Me llamo María y dicen que soy la
madre de Dios. Apenas sé de mis orígenes, ni de la casta que provengo. Sólo sé
que me endilgaron este papel, el cual yo no pedí y desde entonces, no tengo
vida propia. Soy, en tanto soy la madre de Jesús. Yo era una muchacha sencilla,
Nazaret de Galilea era mi pueblo. Mi vida era como la de cualquier muchacha;
hilar, cuidar el rebaño, buscar agua.
Mis padres Joaquín y Ana, cuidaban de
su pequeño rebaño y de apenas unos acres de tierra seca, casi baldía, a la que
riegan principalmente con sudor y saliva. La comida escasea entre nosotros,
igual que las palabras. Un día tras otro. Un día tras otro. Aun así, soy joven,
mi carne bulle ciertos días al mes, igual que la olla de mi madre al fuego de
las astillas. Mi hermana entra y sale más que yo, es mayor y tiene la habilidad
de no contradecir nunca a nadie y hacer lo que le place. Yo no. No sé oponerme
a las corrientes que de aguas claras y menos, a las de aguas turbias.
Por eso caí. Por eso me eligieron a
mí y no a ella. Me casaron con José el carpintero, también de Nazaret. Un
hombre bueno, de corazón de cedro. Yo con 14 años y con un cuerpo que apenas
empezaba a formarse, en las redondeces y oscuridades de la mujer. Tuve que
quedarme en la casa de mis padres por un año, esperando a José. Así lo mandaban
los jerarcas cuando la mujer aún no había conocido varón. Al año, José vino a
llevarme a su hogar de adobe y piedra.
Siempre los tuve miedo. Se acercaron a mí,
sigilosos, sonrientes, pero en sus ojos no veía la claridad que veía en los de
José. Eran otra cosa. Nos empezaron a organizar la vida. Tú por aquí José, y tú
por allá María. Poco supe ya de mis padres, de las orillas del rio, de los
cantos con mis amigas. Mis días pasaban entre fuegos donde preparaba los
alimentos y las idas y venidas por agua, porque aquel año fue, un año de sequía
insistente.
Un día llegaron ataviados con
relucientes trajes, con coloridos turbantes y anillos en cada uno de sus
gruesos dedos. Me dijeron que daría a luz un varón y que lo llamaría Jesús.

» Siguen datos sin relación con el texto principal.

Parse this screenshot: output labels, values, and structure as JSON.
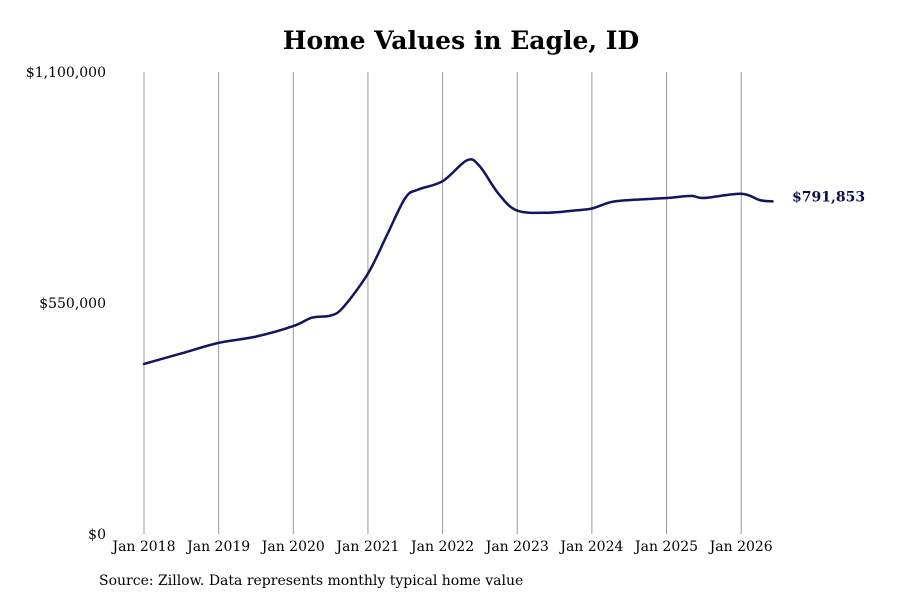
{
  "chart_data": {
    "type": "line",
    "title": "Home Values in Eagle, ID",
    "xlabel": "",
    "ylabel": "",
    "ylim": [
      0,
      1100000
    ],
    "y_ticks": [
      {
        "value": 0,
        "label": "$0"
      },
      {
        "value": 550000,
        "label": "$550,000"
      },
      {
        "value": 1100000,
        "label": "$1,100,000"
      }
    ],
    "x_ticks": [
      {
        "value": 2018.0,
        "label": "Jan 2018"
      },
      {
        "value": 2019.0,
        "label": "Jan 2019"
      },
      {
        "value": 2020.0,
        "label": "Jan 2020"
      },
      {
        "value": 2021.0,
        "label": "Jan 2021"
      },
      {
        "value": 2022.0,
        "label": "Jan 2022"
      },
      {
        "value": 2023.0,
        "label": "Jan 2023"
      },
      {
        "value": 2024.0,
        "label": "Jan 2024"
      },
      {
        "value": 2025.0,
        "label": "Jan 2025"
      },
      {
        "value": 2026.0,
        "label": "Jan 2026"
      }
    ],
    "xlim": [
      2018.0,
      2026.5
    ],
    "grid": "vertical",
    "line_color": "#14145f",
    "end_label": "$791,853",
    "series": [
      {
        "x": [
          "Jan 2018",
          "Jul 2018",
          "Jan 2019",
          "Jul 2019",
          "Jan 2020",
          "Apr 2020",
          "Jul 2020",
          "Sep 2020",
          "Jan 2021",
          "Apr 2021",
          "Jul 2021",
          "Sep 2021",
          "Jan 2022",
          "May 2022",
          "Jul 2022",
          "Oct 2022",
          "Jan 2023",
          "Jun 2023",
          "Oct 2023",
          "Jan 2024",
          "Apr 2024",
          "Jul 2024",
          "Jan 2025",
          "May 2025",
          "Jul 2025",
          "Jan 2026",
          "Apr 2026",
          "Jun 2026"
        ],
        "x_num": [
          2018.0,
          2018.5,
          2019.0,
          2019.5,
          2020.0,
          2020.25,
          2020.5,
          2020.67,
          2021.0,
          2021.25,
          2021.5,
          2021.67,
          2022.0,
          2022.33,
          2022.5,
          2022.75,
          2023.0,
          2023.42,
          2023.75,
          2024.0,
          2024.25,
          2024.5,
          2025.0,
          2025.33,
          2025.5,
          2026.0,
          2026.25,
          2026.42
        ],
        "values": [
          405000,
          430000,
          455000,
          470000,
          495000,
          515000,
          520000,
          540000,
          620000,
          710000,
          800000,
          820000,
          840000,
          890000,
          875000,
          810000,
          770000,
          765000,
          770000,
          775000,
          790000,
          795000,
          800000,
          805000,
          800000,
          810000,
          795000,
          791853
        ]
      }
    ]
  },
  "source_note": "Source: Zillow. Data represents monthly typical home value"
}
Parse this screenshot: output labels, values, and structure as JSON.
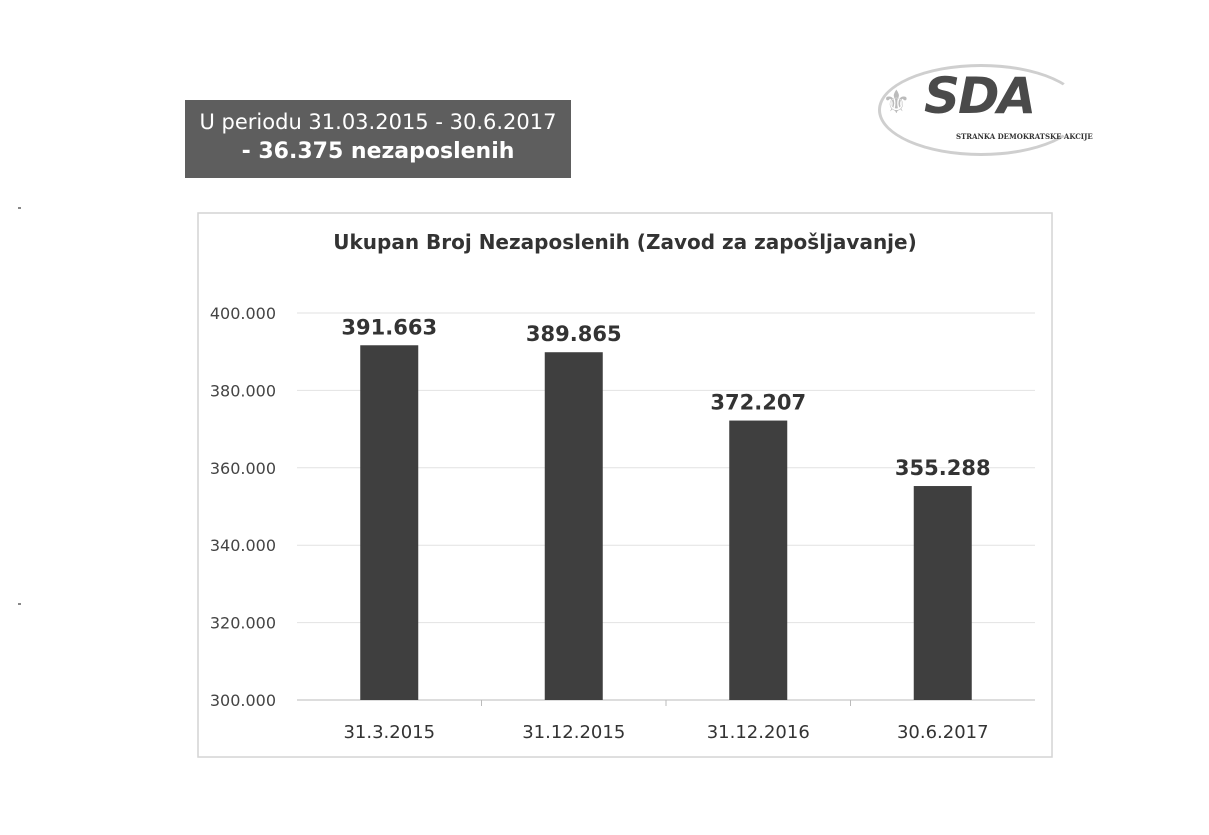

Pensé que pasaría de ser la hija de Joaquín, a ser la madre de Jesús. No supe
que decir, pero me alegré, quería tener hijos, para no ser repudiada por la
familia de José. Y así ocurrió. Al tiempo fuimos dos corazones latiendo bajo
una misma piel. Me puse lenta y torpe, y fue por aquellos días cuando confirmé
que yo, ya no me pertenecía. Me sentía ajena en mi cuerpo, en mis días. José
callaba, bajaba la cabeza y evitaba mi mirada siempre interrogante. En los
últimos días de mi preñez, tuvimos que salir de Nazaret, hacia Belén. Corrían
malos tiempos donde el poder de un solo hombre, Herodes, temeroso de perder su
dominio, había decidido matar a todos los menores de 2 años. Y en ese camino di
a luz. Mi hijo nació completo. De ojos negros y piel amarronada.
Su infancia pasó como un sueño, del que
despiertas sin apenas recuerdos. Solo hice lo que me pidieron, lo que me
mandaron; lo que se esperaba de mí.
Como yo, él tampoco fue dueño de si,
había nacido para un destino, para un proyecto. Y cumplimos, los dos cumplimos
con un mandato que aún no había sido escrito. Él fue Dios y yo, fui su Madre.